A girl asks her Asian boyfriend if he wants to eat her pussy. He asks her why she is taking off her clothes, instead of cooking her cat.
9 out of 10 doctors recommend for children to drink water instead of soda. That 1 doctor lives in Flint, Michigan.
A guy was in one of the Twin Towers and he ordered pepperoni pizza, but he didn't get it. He got a plane instead.
A man was mowing his lawn when blue and red stuff came out instead of grass. Next thing he knew, a smurf was on his shoulder asking if heβs seen his friend.
Bin Laden promised 76 virgins to Al-Qaeda.
Instead, there was one 76-year-old virgin.
I've got 99 problems and one of them is that I count my problems instead of solving them.
How do you know when you should tell a heterosexual woman to stop sucking your dick?
When there is blood coming out of your dick instead of sperm.
So, I was sitting with my little brother and talking about our dreams. "What do you wanna be when you grow up?" I asked him. He answered, "A doctor!" I wanted to tease him so I said, "I wouldn't be treated by a doctor like you." I was hoping he would get mad or something, but instead, he calmly replied, "Brother, I said doctor. Not a vet."
What does the Trump administration use instead of emails? Alternative fax.
When I was little, I would pray to Jesus every night for him to get me a new bike. I learned one week in Sunday school that that's not how it works, so instead, I just stole one and asked him for forgiveness.
When Michael Jackson died, people melted him down into Lego pieces so that little kids could play with him instead.
A guy goes into his attic to clean it out and finds an old oil lamp.

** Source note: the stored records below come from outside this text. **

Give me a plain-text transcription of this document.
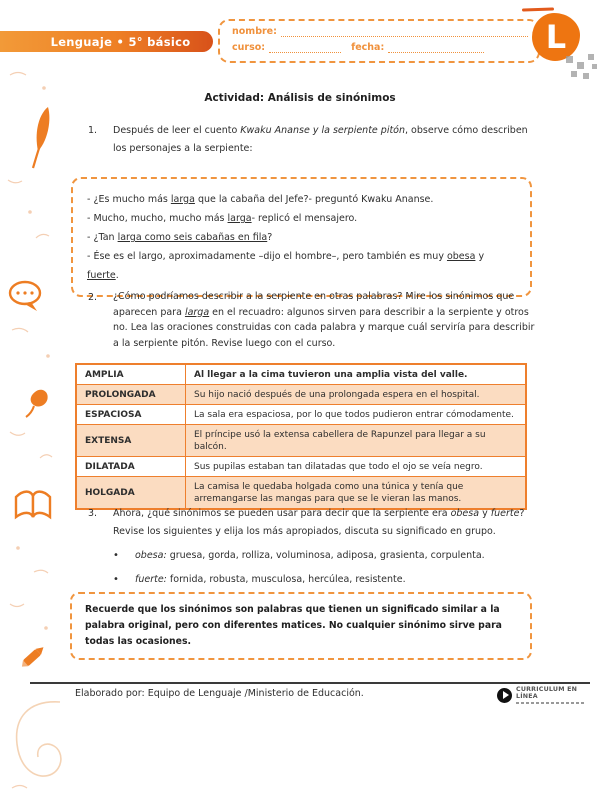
Lenguaje • 5° básico
nombre:
curso:	fecha:	L
Actividad: Análisis de sinónimos
1.	Después de leer el cuento Kwaku Ananse y la serpiente pitón, observe cómo describen los personajes a la serpiente:
- ¿Es mucho más larga que la cabaña del Jefe?- preguntó Kwaku Ananse.
- Mucho, mucho, mucho más larga- replicó el mensajero.
- ¿Tan larga como seis cabañas en fila?
- Ése es el largo, aproximadamente –dijo el hombre–, pero también es muy obesa y fuerte.
2.	¿Cómo podríamos describir a la serpiente en otras palabras? Mire los sinónimos que aparecen para larga en el recuadro: algunos sirven para describir a la serpiente y otros no. Lea las oraciones construidas con cada palabra y marque cuál serviría para describir a la serpiente pitón. Revise luego con el curso.
AMPLIA	Al llegar a la cima tuvieron una amplia vista del valle.
PROLONGADA	Su hijo nació después de una prolongada espera en el hospital.
ESPACIOSA	La sala era espaciosa, por lo que todos pudieron entrar cómodamente.
EXTENSA	El príncipe usó la extensa cabellera de Rapunzel para llegar a su balcón.
DILATADA	Sus pupilas estaban tan dilatadas que todo el ojo se veía negro.
HOLGADA	La camisa le quedaba holgada como una túnica y tenía que arremangarse las mangas para que se le vieran las manos.
3.	Ahora, ¿qué sinónimos se pueden usar para decir que la serpiente era obesa y fuerte? Revise los siguientes y elija los más apropiados, discuta su significado en grupo.
•	obesa: gruesa, gorda, rolliza, voluminosa, adiposa, grasienta, corpulenta.
•	fuerte: fornida, robusta, musculosa, hercúlea, resistente.
Recuerde que los sinónimos son palabras que tienen un significado similar a la palabra original, pero con diferentes matices. No cualquier sinónimo sirve para todas las ocasiones.
Elaborado por: Equipo de Lenguaje /Ministerio de Educación.	CURRICULUM EN LÍNEA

He thinks he could sell it instead of throwing it away, so he starts to rub it and out pops this genie. The genie says to him, "Thank you for awakening me, I can grant you three wishes as a token of my gratitude." The guy wishes for a billion dollars, the genie grants it. The guy then asks for a huge mansion with 2 Lamborghinis and 2 Ferraris, the genie grants it.
The genie says, "This is your last wish so really make this one count." The guy says, "Well, I've always wanted to drive out to the Hawaiian islands, because airplanes scare me to death, so I would want a highway that could stretch from here all the way to the islands." The Genie says, "That is asking for quite a lot and I'm not sure if I can pull that off, is there anything else you'd want?" The guy says, "Well, I've been married and divorced three times, and I just can't understand what I've been doing wrong. I've given my ex-wives all the love and care that I could, but in the end it was never enough. I would want to have the ability to understand women." The genie thinks for a few moments and says, "Do you want a three or four lane highway?"

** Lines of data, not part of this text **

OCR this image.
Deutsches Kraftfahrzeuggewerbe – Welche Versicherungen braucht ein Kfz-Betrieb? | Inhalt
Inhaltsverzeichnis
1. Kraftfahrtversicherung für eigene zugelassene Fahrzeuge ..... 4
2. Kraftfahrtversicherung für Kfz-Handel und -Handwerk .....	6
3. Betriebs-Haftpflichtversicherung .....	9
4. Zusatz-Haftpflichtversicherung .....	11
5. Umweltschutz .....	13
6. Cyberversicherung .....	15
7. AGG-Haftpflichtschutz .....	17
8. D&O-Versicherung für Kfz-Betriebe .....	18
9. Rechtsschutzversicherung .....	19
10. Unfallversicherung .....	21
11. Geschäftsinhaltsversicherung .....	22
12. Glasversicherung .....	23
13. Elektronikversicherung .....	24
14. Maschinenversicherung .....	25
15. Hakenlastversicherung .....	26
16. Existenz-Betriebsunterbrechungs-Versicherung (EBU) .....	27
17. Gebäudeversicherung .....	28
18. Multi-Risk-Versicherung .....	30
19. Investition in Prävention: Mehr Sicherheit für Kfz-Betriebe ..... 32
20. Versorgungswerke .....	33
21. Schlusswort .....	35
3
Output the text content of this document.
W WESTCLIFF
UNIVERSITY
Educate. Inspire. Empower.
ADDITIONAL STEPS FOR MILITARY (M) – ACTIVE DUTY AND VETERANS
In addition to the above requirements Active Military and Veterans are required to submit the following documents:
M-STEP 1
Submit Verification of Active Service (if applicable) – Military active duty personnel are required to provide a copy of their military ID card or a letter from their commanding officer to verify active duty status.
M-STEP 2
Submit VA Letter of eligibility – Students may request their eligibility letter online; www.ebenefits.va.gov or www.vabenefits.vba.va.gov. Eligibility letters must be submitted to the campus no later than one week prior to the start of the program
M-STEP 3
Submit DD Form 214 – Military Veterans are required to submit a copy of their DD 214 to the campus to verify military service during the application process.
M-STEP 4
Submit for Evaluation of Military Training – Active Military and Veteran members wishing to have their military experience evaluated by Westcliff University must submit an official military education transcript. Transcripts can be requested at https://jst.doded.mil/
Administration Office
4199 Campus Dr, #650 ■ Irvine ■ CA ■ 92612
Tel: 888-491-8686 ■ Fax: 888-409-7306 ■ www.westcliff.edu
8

Those poor kids at Sandy Hook, all they wanted was books. Instead, they got magazines.
Men should provide their disobedient daughters with their own "milk" instead of letting them use the mother. That will teach those bitches some respect for men. It may even help them get laid later on in life.
Quote for the day.
I looked this quote up, but it really is a good thing, just for starters.
"Sometimes you will never know the VALUE of a moment until it becomes a MEMORY."
Also, loving is so much more to give instead! Always remember to love!!! Best-Gwen :)
I went to find someone to fuck in the streets for money, and I found a prostitute, but then she raped me. After she said it was amazing and instead let me push.
Don't break someone's heart because they only have one; instead, break their bones... they have 206.
Today I told my sis, "Knock knock."
She said, "Who's there?"
I said, "I Eat eat my mop."
She said, "I eat mop poo instead of who."
Instead of the line, "This girl's on fire," my friend can relate to, "The baby in the oven's on fire, and I need to take it the f*ck out!"
The Twin Towers ordered a sesame bagel. They got the plane one instead.